'Jamais imaginei': vizinha de vítima abraçou pedreiro sem saber que ele matou a ex a facadas
16/07/2026
(Foto: Reprodução) Vídeo mostra ataque de homem que matou a ex-companheira a facadas no litoral de SP
Uma vizinha de Paula Santos da Silva, morta pelo ex-companheiro ao sair do trabalho em São Vicente, no litoral de São Paulo, contou que abraçou o assassino logo após o crime, antes de descobrir que ele era o autor. O homem, identificado como Severino Alves Pereira, trabalhava como pedreiro no edifício da vítima há muitos anos.
De acordo com a gestora de projeto social Letícia Guedes, de 36 anos, Severino era brincalhão com os moradores, mas demonstrou um comportamento diferente no dia do assassinato.
"Ele não estava normal, estava meio perturbado, inclusive, falando sozinho", relembrou a vizinha, que o encontrou no elevador na hora do almoço.
Severino prestava serviços de manutenção no prédio onde Paula morava.
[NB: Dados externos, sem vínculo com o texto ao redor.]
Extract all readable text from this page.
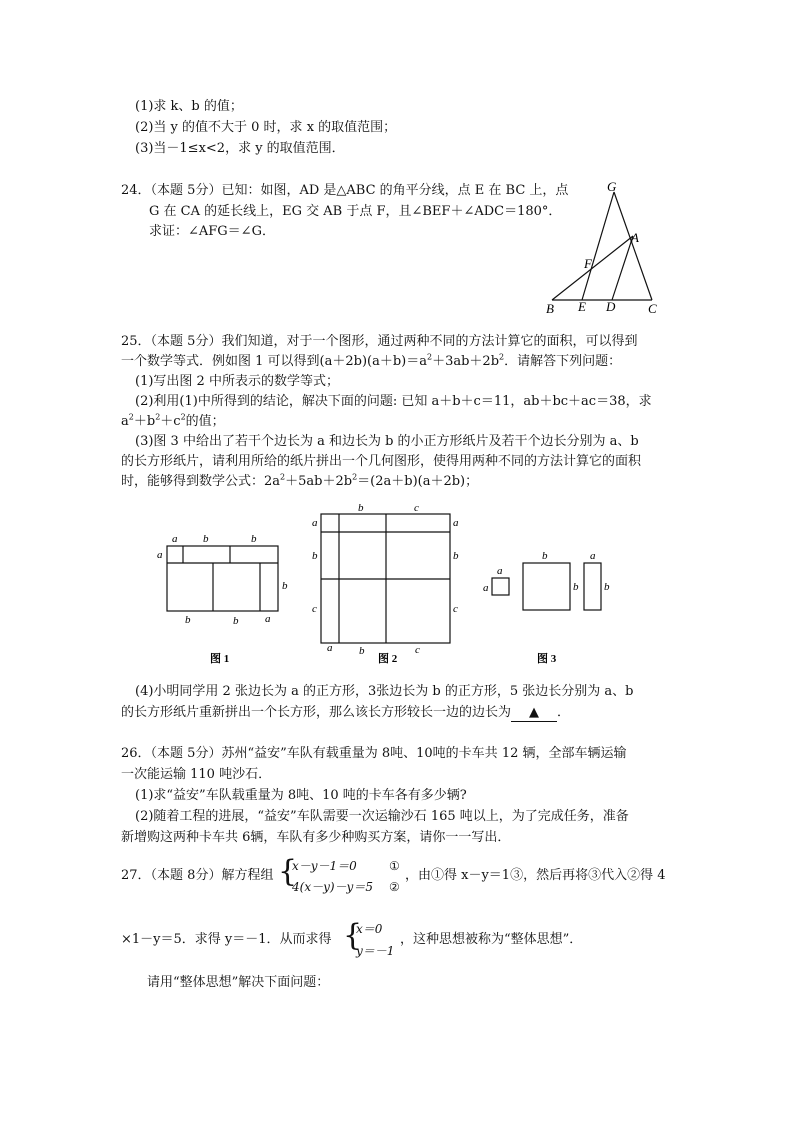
(1)求 k、b 的值；
(2)当 y 的值不大于 0 时，求 x 的取值范围；
(3)当－1≤x<2，求 y 的取值范围．
24．（本题 5分）已知：如图，AD 是△ABC 的角平分线，点 E 在 BC 上，点
G 在 CA 的延长线上，EG 交 AB 于点 F，且∠BEF＋∠ADC＝180°．
求证：∠AFG＝∠G．
G
A
F
B E D	C
25．（本题 5分）我们知道，对于一个图形，通过两种不同的方法计算它的面积，可以得到
一个数学等式．例如图 1 可以得到$(a+2b)(a+b)=a^2+3ab+2b^2$．请解答下列问题：
(1)写出图 2 中所表示的数学等式；
(2)利用(1)中所得到的结论，解决下面的问题: 已知 a＋b＋c＝11，ab＋bc＋ac＝38，求
$a^2+b^2+c^2$的值；
(3)图 3 中给出了若干个边长为 a 和边长为 b 的小正方形纸片及若干个边长分别为 a、b
的长方形纸片，请利用所给的纸片拼出一个几何图形，使得用两种不同的方法计算它的面积
时，能够得到数学公式：$2a^2+5ab+2b^2=(2a+b)(a+2b)$；
a b	b
a
b
b	b a
b	c
a
b
c
a
b
c
a b	c
a
a
b
b
a
b
图 1	图 2	图 3
(4)小明同学用 2 张边长为 a 的正方形，3张边长为 b 的正方形，5 张边长分别为 a、b
的长方形纸片重新拼出一个长方形，那么该长方形较长一边的边长为 ▲ ．
26．（本题 5分）苏州“益安”车队有载重量为 8吨、10吨的卡车共 12 辆，全部车辆运输
一次能运输 110 吨沙石．
(1)求“益安”车队载重量为 8吨、10 吨的卡车各有多少辆?
(2)随着工程的进展，“益安”车队需要一次运输沙石 165 吨以上，为了完成任务，准备
新增购这两种卡车共 6辆，车队有多少种购买方案，请你一一写出．
27．（本题 8分）解方程组 {
x－y－1＝0
4(x－y)－y＝5
①
②
，由①得 x－y＝1③，然后再将③代入②得 4
×1－y＝5．求得 y＝－1．从而求得 {
x＝0
y＝－1
，这种思想被称为“整体思想”．
请用“整体思想”解决下面问题：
Eles mantiveram um breve relacionamento. Sem aceitar o término, ele esperou a mulher sair do trabalho na noite de segunda-feira (13) e a atacou com facadas na barriga e no pescoço, na Rua Tibiriçá, no Centro da cidade.
Paula conseguiu percorrer alguns metros antes de cair em frente ao edifício onde morava, na Rua Frei Gaspar. Imagens de monitoramento registraram a vítima caminhando com dificuldade e pedindo socorro.
Vídeo mostra mulher pedindo socorro após ser esfaqueada por ex no litoral de SP
Comportamento
Moradora do prédio há 20 anos, Letícia Guedes contou que conhecia o jeito do pedreiro e tinha um carinho por ele devido ao tempo de convivência. Por isso, estranhou a atitude de Severino antes do crime.
"Ele não brincou. Ele não olhou nem na minha cara direito, e ele brinca comigo pra caramba. Ele acompanhou o crescimento dos meus filhos aqui no prédio", disse, explicando que o funcionário aparentava estar perturbado.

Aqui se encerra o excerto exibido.